Other than those occasions, Sam and Jack would be on different lines. We know that they’ve been separated for 429 minutes (5 on 5) over the last two seasons (not very much). And we also know that he played on the Sobotka line a good amount last year. We know he played on the Mitts line. And we know the amount of time he’s played with each player (e.g. Sheary which is 318 minutes). Considering those players get slaughtered in GF% on a regular basis (especially Sobotka) that seems like enough info to deduce that Sam has had a positive effect on those lines or else his number GF% would be worse than it is away from Jack.
I’l try to clarify things better. Jack/Sam is not a line. Its 2/3rds of one. The other player matters quite a bit to help parse out player impacts.

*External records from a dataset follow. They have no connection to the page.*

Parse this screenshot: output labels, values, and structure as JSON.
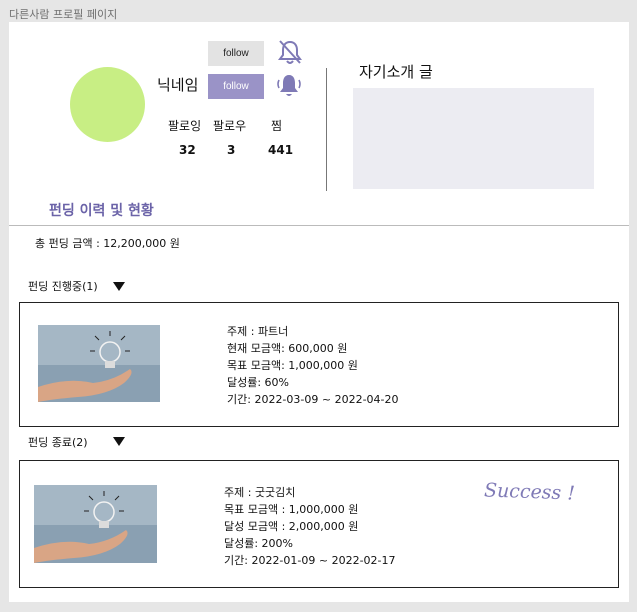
{
  "page_label": "다른사람 프로필 페이지",
  "profile": {
    "nickname": "닉네임",
    "follow_button_outline": "follow",
    "follow_button_filled": "follow",
    "stats": [
      {
        "label": "팔로잉",
        "value": "32"
      },
      {
        "label": "팔로우",
        "value": "3"
      },
      {
        "label": "찜",
        "value": "441"
      }
    ],
    "avatar_color": "#c8ee84"
  },
  "intro": {
    "title": "자기소개 글"
  },
  "funding": {
    "section_title": "펀딩 이력 및 현황",
    "total": "총 펀딩 금액 : 12,200,000 원",
    "in_progress": {
      "label": "펀딩 진행중(1)",
      "lines": [
        "주제 : 파트너",
        "현재 모금액: 600,000 원",
        "목표 모금액: 1,000,000 원",
        "달성률: 60%",
        "기간: 2022-03-09 ~ 2022-04-20"
      ]
    },
    "ended": {
      "label": "펀딩 종료(2)",
      "lines": [
        "주제 : 굿굿김치",
        "목표 모금액 : 1,000,000 원",
        "달성 모금액 : 2,000,000 원",
        "달성률: 200%",
        "기간: 2022-01-09 ~ 2022-02-17"
      ],
      "badge": "Success !"
    }
  },
  "colors": {
    "accent": "#6b63a8",
    "button": "#9a93c7",
    "bell": "#7f7ab6"
  }
}
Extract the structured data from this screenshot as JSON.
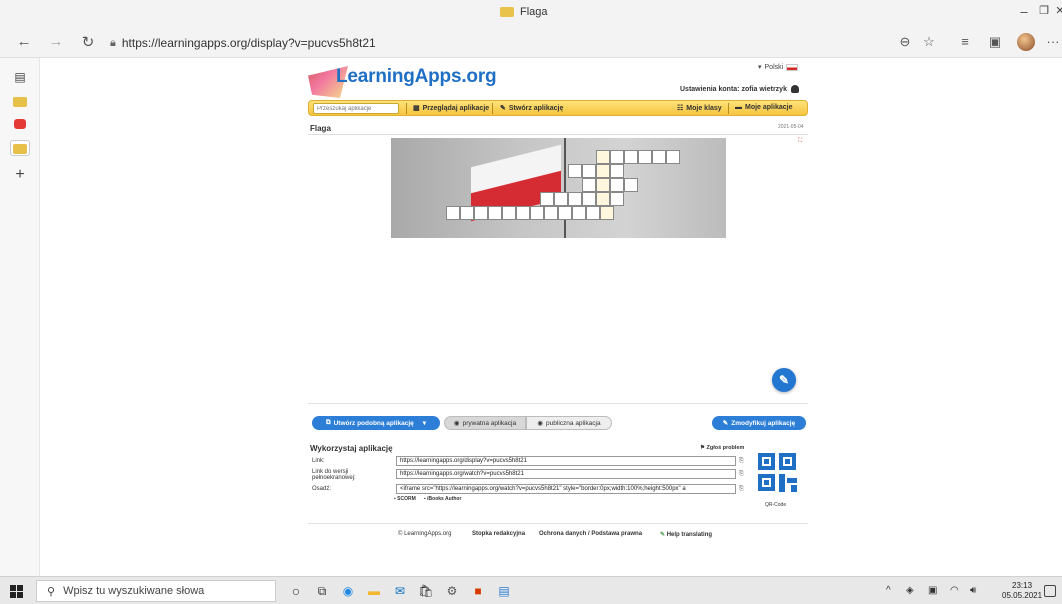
{
  "browser": {
    "tab_title": "Flaga",
    "url": "https://learningapps.org/display?v=pucvs5h8t21",
    "window_controls": {
      "minimize": "–",
      "maximize": "❐",
      "close": "✕"
    }
  },
  "page": {
    "logo_text": "LearningApps.org",
    "language": "Polski",
    "account_settings": "Ustawienia konta: zofia wietrzyk",
    "search_placeholder": "Przeszukaj aplikacje",
    "nav": {
      "browse": "Przeglądaj aplikacje",
      "create": "Stwórz aplikację",
      "my_classes": "Moje klasy",
      "my_apps": "Moje aplikacje"
    },
    "app_title": "Flaga",
    "app_date": "2021-05-04",
    "actions": {
      "create_similar": "Utwórz podobną aplikację",
      "private_app": "prywatna aplikacja",
      "public_app": "publiczna aplikacja",
      "modify_app": "Zmodyfikuj aplikację"
    },
    "use_section": {
      "title": "Wykorzystaj aplikację",
      "report_problem": "Zgłoś problem",
      "rows": [
        {
          "label": "Link:",
          "value": "https://learningapps.org/display?v=pucvs5h8t21"
        },
        {
          "label": "Link do wersji pełnoekranowej:",
          "value": "https://learningapps.org/watch?v=pucvs5h8t21"
        },
        {
          "label": "Osadź:",
          "value": "<iframe src=\"https://learningapps.org/watch?v=pucvs5h8t21\" style=\"border:0px;width:100%;height:500px\" a"
        }
      ],
      "scorm": "SCORM",
      "ibooks": "iBooks Author",
      "qr_label": "QR-Code"
    },
    "footer": {
      "copyright": "© LearningApps.org",
      "imprint": "Stopka redakcyjna",
      "privacy": "Ochrona danych / Podstawa prawna",
      "help": "Help translating"
    }
  },
  "taskbar": {
    "search_placeholder": "Wpisz tu wyszukiwane słowa",
    "time": "23:13",
    "date": "05.05.2021"
  },
  "colors": {
    "accent_blue": "#2c7ed6",
    "nav_yellow": "#f4c540",
    "flag_red": "#d52b33"
  }
}
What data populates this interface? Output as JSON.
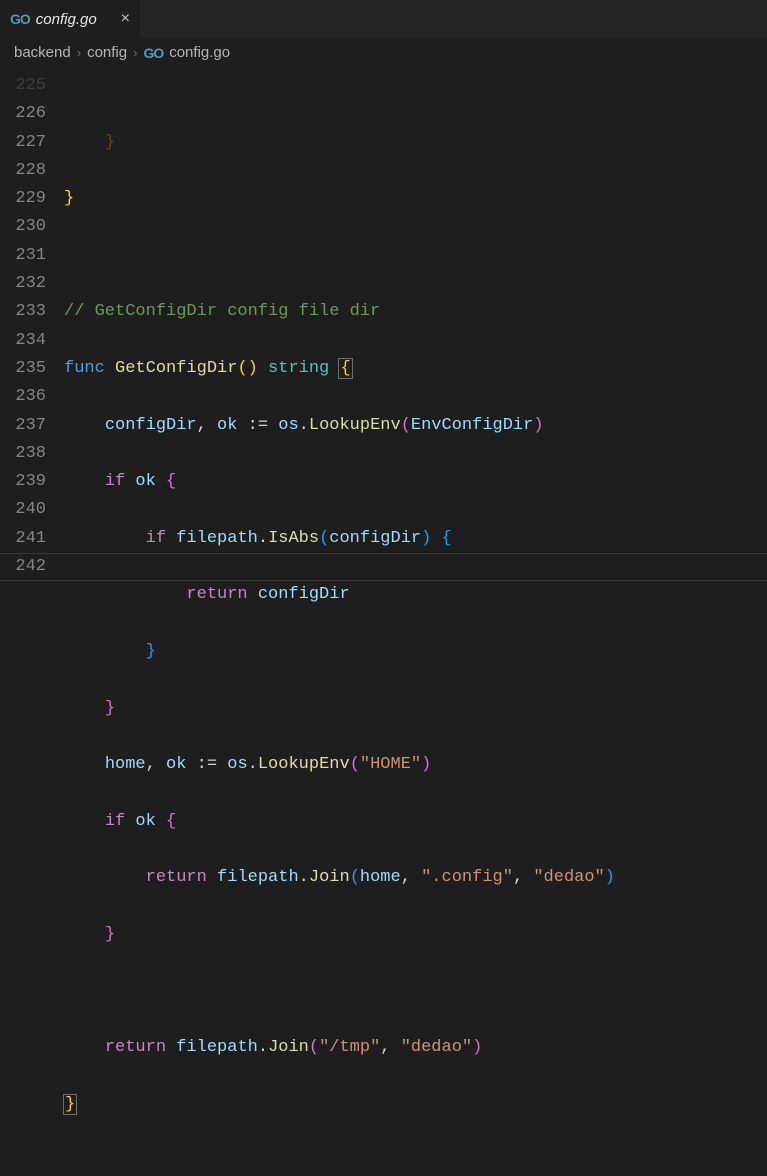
{
  "tab": {
    "icon_label": "GO",
    "filename": "config.go"
  },
  "breadcrumbs": {
    "parts": [
      "backend",
      "config",
      "config.go"
    ],
    "sep": "›",
    "last_icon": "GO"
  },
  "gutter": {
    "start": 226,
    "end": 242,
    "partial_top": "225"
  },
  "code": {
    "partial_top_brace": "}",
    "l226": "}",
    "l227": "",
    "l228_comment": "// GetConfigDir config file dir",
    "l229_func": "func",
    "l229_name": "GetConfigDir",
    "l229_ret": "string",
    "l230_v1": "configDir",
    "l230_v2": "ok",
    "l230_pkg": "os",
    "l230_call": "LookupEnv",
    "l230_arg": "EnvConfigDir",
    "l231_if": "if",
    "l231_cond": "ok",
    "l232_if": "if",
    "l232_pkg": "filepath",
    "l232_call": "IsAbs",
    "l232_arg": "configDir",
    "l233_ret": "return",
    "l233_val": "configDir",
    "l234_brace": "}",
    "l235_brace": "}",
    "l236_v1": "home",
    "l236_v2": "ok",
    "l236_pkg": "os",
    "l236_call": "LookupEnv",
    "l236_arg": "\"HOME\"",
    "l237_if": "if",
    "l237_cond": "ok",
    "l238_ret": "return",
    "l238_pkg": "filepath",
    "l238_call": "Join",
    "l238_a1": "home",
    "l238_a2": "\".config\"",
    "l238_a3": "\"dedao\"",
    "l239_brace": "}",
    "l240": "",
    "l241_ret": "return",
    "l241_pkg": "filepath",
    "l241_call": "Join",
    "l241_a1": "\"/tmp\"",
    "l241_a2": "\"dedao\"",
    "l242_brace": "}"
  }
}
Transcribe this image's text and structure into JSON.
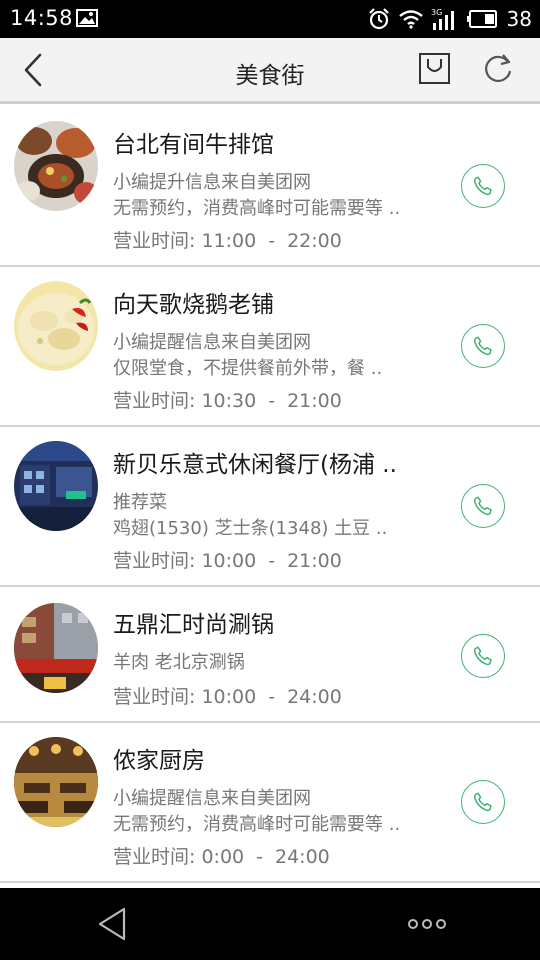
{
  "status_bar": {
    "time": "14:58",
    "network": "3G",
    "battery": "38",
    "icons": [
      "image-icon",
      "alarm-icon",
      "wifi-icon",
      "signal-icon",
      "battery-icon"
    ]
  },
  "header": {
    "title": "美食街",
    "icons": [
      "back-arrow-icon",
      "bag-icon",
      "refresh-icon"
    ]
  },
  "colors": {
    "accent_green": "#3cb371",
    "divider": "#d4d4d4",
    "header_bg": "#f3f3f3"
  },
  "restaurants": [
    {
      "name": "台北有间牛排馆",
      "line1": "小编提升信息来自美团网",
      "line2": "无需预约，消费高峰时可能需要等 ..",
      "hours_label": "营业时间:",
      "open": "11:00",
      "dash": "-",
      "close": "22:00"
    },
    {
      "name": "向天歌烧鹅老铺",
      "line1": "小编提醒信息来自美团网",
      "line2": "仅限堂食，不提供餐前外带，餐 ..",
      "hours_label": "营业时间:",
      "open": "10:30",
      "dash": "-",
      "close": "21:00"
    },
    {
      "name": "新贝乐意式休闲餐厅(杨浦 ..",
      "line1": "推荐菜",
      "line2": "鸡翅(1530) 芝士条(1348) 土豆 ..",
      "hours_label": "营业时间:",
      "open": "10:00",
      "dash": "-",
      "close": "21:00"
    },
    {
      "name": "五鼎汇时尚涮锅",
      "line1": "羊肉 老北京涮锅",
      "line2": "",
      "hours_label": "营业时间:",
      "open": "10:00",
      "dash": "-",
      "close": "24:00"
    },
    {
      "name": "侬家厨房",
      "line1": "小编提醒信息来自美团网",
      "line2": "无需预约，消费高峰时可能需要等 ..",
      "hours_label": "营业时间:",
      "open": "0:00",
      "dash": "-",
      "close": "24:00"
    }
  ],
  "nav_bar": {
    "icons": [
      "back-triangle-icon",
      "more-dots-icon"
    ]
  }
}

Take last season and the GF% for Jack’s two most common line combos.
Skinner/Jack/Sam (541mins) ——> GF% - 58% / xGF% - 55%
Skinner/Jack/Pommer (249mins) -> GF% - 59%/ xGF% -58%
Now look at Skinner/Jack away from Sam and Jack/Sam away from Skinner.
Skinner/Jack no Sam (304mins) -> GF% - 52% / xGF% - 54%
Jack/Sam no Skinner (213mins) -> GF% - 41%. / xGF% -> 53%
Its pretty clear from these fleshed out numbers it was Skinner last year, not Sam, that had the big positive impact on Jack’s line combos winner their matchups.
Now compare that to just using a narrowly focused GF% of last season for Jack with/without Sam
Jack with Sam (754mins) ——> GF% 53% / xGF% 54%
Jack without Sam (407mins) -> GF% 45%/ xGF% 51%
That gives the impression Sam was a driver of Jack’s success. Something the fuller picture shows isn’t the case. Jack’s good numbers with Sam are due mostly to the 77% of those minutes Skinner was out there with them.